This article first appeared in The Edge Malaysia Weekly, on February 1 - 7, 2016.
We have done it before. Insya Allah, we can do it again,” Prime Minister Datuk Seri Najib Razak pronounced confidently when presenting the revised Budget 2016 at the Putrajaya International Convention Centre last week.
Recalling the 1997 Asian financial crisis and the 2008 US subprime mortgage crisis, Najib reminded his audience that Malaysia had trudged through worse. Moreover, the high oil prices seen in 2008 and again in 2011 were more the exception rather than the norm. Oil traded at under US$30 a barrel for all of the 1990s until 2003.
So, Najib’s assurance that Malaysia is well placed to weather another year of “external headwinds” — now that he has recalibrated Budget 2016 to cater for the current economic environment and make up for any difference in state earnings from the shortfall of oil revenue — is timely. Oil prices, he said, even at US$30 a barrel, which was substantially below the assumption of US$48 in the original budget, will pose no threat to the country’s finances or growth.
That may be generally true but a close look at the history of oil shocks and the wild swings in oil prices that brought global economies to their knees proves unsettling. After all, weren’t low oil prices stemming from excessive demand the chief cause of the Great Depression in the US?
In the 1930s, the world was already flooded with oil, but major oil discoveries in the US, most notably the massive East Texas field, aggravated the situation to send oil prices tumbling. Large oil companies attempted to force smaller independent players to stop drilling by increasing their own production. The world soon went into deflation.

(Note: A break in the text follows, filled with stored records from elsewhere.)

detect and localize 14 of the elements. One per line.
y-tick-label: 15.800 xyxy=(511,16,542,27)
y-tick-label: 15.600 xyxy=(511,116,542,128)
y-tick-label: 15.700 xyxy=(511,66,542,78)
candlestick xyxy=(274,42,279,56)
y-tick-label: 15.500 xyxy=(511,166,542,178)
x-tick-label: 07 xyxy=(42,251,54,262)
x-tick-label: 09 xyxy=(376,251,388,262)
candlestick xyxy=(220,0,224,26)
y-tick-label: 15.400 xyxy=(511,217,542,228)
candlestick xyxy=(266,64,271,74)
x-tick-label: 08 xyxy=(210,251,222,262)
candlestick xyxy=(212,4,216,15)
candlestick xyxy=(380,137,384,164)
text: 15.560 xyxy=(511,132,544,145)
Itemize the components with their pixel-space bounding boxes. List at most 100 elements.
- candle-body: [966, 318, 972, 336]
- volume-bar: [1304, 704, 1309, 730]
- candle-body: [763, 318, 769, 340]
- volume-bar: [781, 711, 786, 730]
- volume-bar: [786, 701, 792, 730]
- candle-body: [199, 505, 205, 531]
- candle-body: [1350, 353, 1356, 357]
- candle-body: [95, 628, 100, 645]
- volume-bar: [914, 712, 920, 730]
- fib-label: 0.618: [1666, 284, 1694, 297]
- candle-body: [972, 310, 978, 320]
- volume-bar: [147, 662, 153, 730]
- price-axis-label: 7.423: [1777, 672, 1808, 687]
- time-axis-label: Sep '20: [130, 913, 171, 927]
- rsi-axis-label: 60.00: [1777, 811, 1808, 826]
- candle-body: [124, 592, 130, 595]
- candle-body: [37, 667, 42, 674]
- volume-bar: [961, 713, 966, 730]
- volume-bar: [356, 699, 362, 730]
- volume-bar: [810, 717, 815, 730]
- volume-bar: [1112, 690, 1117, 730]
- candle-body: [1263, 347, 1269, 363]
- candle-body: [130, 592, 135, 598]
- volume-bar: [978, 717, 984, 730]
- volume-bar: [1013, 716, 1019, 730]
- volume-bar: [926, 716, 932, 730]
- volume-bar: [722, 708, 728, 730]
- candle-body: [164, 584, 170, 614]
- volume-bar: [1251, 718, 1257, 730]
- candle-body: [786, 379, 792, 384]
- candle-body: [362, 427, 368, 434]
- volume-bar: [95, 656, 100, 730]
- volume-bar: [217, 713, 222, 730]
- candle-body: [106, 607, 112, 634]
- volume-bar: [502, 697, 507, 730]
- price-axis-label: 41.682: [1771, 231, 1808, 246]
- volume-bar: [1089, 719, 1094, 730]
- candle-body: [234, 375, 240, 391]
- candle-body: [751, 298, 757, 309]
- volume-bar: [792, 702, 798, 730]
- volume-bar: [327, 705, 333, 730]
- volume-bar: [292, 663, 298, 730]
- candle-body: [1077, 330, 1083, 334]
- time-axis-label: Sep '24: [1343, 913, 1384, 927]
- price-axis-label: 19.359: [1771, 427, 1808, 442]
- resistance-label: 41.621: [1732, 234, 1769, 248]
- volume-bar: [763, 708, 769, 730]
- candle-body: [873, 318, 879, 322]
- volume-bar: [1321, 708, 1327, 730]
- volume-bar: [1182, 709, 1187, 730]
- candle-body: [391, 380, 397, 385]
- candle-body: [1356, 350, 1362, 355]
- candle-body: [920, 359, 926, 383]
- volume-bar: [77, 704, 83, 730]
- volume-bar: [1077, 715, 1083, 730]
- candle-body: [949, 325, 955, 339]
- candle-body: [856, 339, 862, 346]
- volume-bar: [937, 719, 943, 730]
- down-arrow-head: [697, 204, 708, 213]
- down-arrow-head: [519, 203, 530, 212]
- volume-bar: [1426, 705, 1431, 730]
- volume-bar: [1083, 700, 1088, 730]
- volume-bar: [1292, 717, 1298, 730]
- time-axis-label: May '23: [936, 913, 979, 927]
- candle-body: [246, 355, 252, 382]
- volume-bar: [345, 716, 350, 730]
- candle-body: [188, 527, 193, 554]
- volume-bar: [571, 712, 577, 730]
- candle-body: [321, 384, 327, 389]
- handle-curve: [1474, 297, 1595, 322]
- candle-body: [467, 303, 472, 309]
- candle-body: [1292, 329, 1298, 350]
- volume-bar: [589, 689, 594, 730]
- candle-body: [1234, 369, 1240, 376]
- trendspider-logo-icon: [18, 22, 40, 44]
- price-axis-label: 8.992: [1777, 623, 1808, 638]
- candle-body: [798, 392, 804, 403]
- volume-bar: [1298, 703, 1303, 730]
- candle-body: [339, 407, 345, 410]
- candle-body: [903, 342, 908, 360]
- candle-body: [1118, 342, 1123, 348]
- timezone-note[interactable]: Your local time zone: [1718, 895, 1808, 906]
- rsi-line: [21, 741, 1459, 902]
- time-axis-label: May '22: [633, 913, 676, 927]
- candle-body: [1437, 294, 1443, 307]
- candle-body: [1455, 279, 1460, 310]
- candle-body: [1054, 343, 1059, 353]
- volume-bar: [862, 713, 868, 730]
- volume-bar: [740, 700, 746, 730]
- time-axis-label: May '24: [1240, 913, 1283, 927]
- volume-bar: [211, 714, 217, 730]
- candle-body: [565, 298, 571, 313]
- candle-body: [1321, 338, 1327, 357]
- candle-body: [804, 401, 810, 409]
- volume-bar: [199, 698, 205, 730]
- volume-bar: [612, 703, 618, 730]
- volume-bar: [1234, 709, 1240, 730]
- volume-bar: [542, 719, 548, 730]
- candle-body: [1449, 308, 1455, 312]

Then there was the 1973 oil crisis, which historians called “the first oil shock”. In response to American involvement in the Yom Kippur War between the Arab states and Israel, the Organization of the Petroleum Exporting Countries (Opec) raised posted prices and announced production cuts in October that year. Later, the Organization of Arab Petroleum Exporting Countries (Oapec) imposed an oil embargo on Canada, Japan, the Netherlands, the UK and the US. Crude oil prices quadrupled to US$12. The embargo was only lifted in March 1974.
Before that, though, the US struggled with price controls and rationing. Christmas lights were discouraged while some states called for a stop to commercial lighting altogether. Odd-even petrol rationing — where vehicles with licence plates ending with an odd number were allowed to fill up their tanks on odd-numbered days, and vice versa — was implemented.
oil-price_chart_02_tem_1095_MM59The embargo period coincided with the 1973/74 global stock market crash. The Dow Jones Industrial Average lost over 45% of its value during the two years. The US economy slowed from a real gross domestic product (GDP) of 7.2% in 1972 to -2.1% in 1974. Meanwhile, the London Stock Exchange lost 73% of its value as the UK sank into recession, with GDP falling 1.1%.
That’s how crude oil prices can affect the world economy.
Crude oil prices hit a record high of over US$147 a barrel in July 2008 before diving to just US$40 a barrel, a prelude the subprime mortgage crisis.
Not all financial crises are directly comparable because production and consumption patterns have changed vastly since the 1970s. Yet, there is a sense of déjà vu as the market struggles with volatile oil prices today. The US Energy Information Administration reported last week that US commercial crude oil stocks have hit their highest levels since the Great Depression in 1931. Opec’s response to low prices — staunchly refusing to cut back on production — has pushed prices below multi-year lows. Brent crude reached a low of US$27.88 in January, forcing many oil-producing governments, including Malaysia, to relook state spending to squeeze out more savings.
Things could easily get worse. Iran, which has seen trade sanctions against it lifted, will join the party soon, pumping an additional 500,000 barrels of oil into the market each day.
Or, things could get better, as developments last week showed. Oil prices rose for three consecutive days to trade as high as US$35.84 when Russian Energy Minister Alexander Novak said Saudi Arabia had proposed to cut oil production by up to 5%. However, no agreement on that has been made.
Forecasting the direction of oil prices is now guesswork. The Malaysian government has put oil price within what it calls a “conservative” band of US$30 to US$35. Economists approached by The Edge are of the view that this year, it will average higher than the current levels.
“Currently, our oil and gas analyst keeps his oil price forecast at US$40 per barrel, with a downside potential of US$32 per barrel by using our econometrics model. From our estimate, Saudi Arabia may have been expecting an average oil price of between US$32 and US$38 per barrel for its 2016 budget. We are expecting a rebound in oil price in the second half of this year, albeit marginal, that is, around US$40 to US$50 per barrel,” says a MIDF Research economist.
Standard Chartered is so bearish that it is warning that the price of oil could slump to US$10 a barrel. Royal Bank of Scotland has put the number at US$16 while Goldman Sachs and Morgan Stanley are in the US$20 club.
Wherever oil prices are headed, Malaysians are hoping that Najib’s confidence is rooted in sound policymaking and prudent economic planning.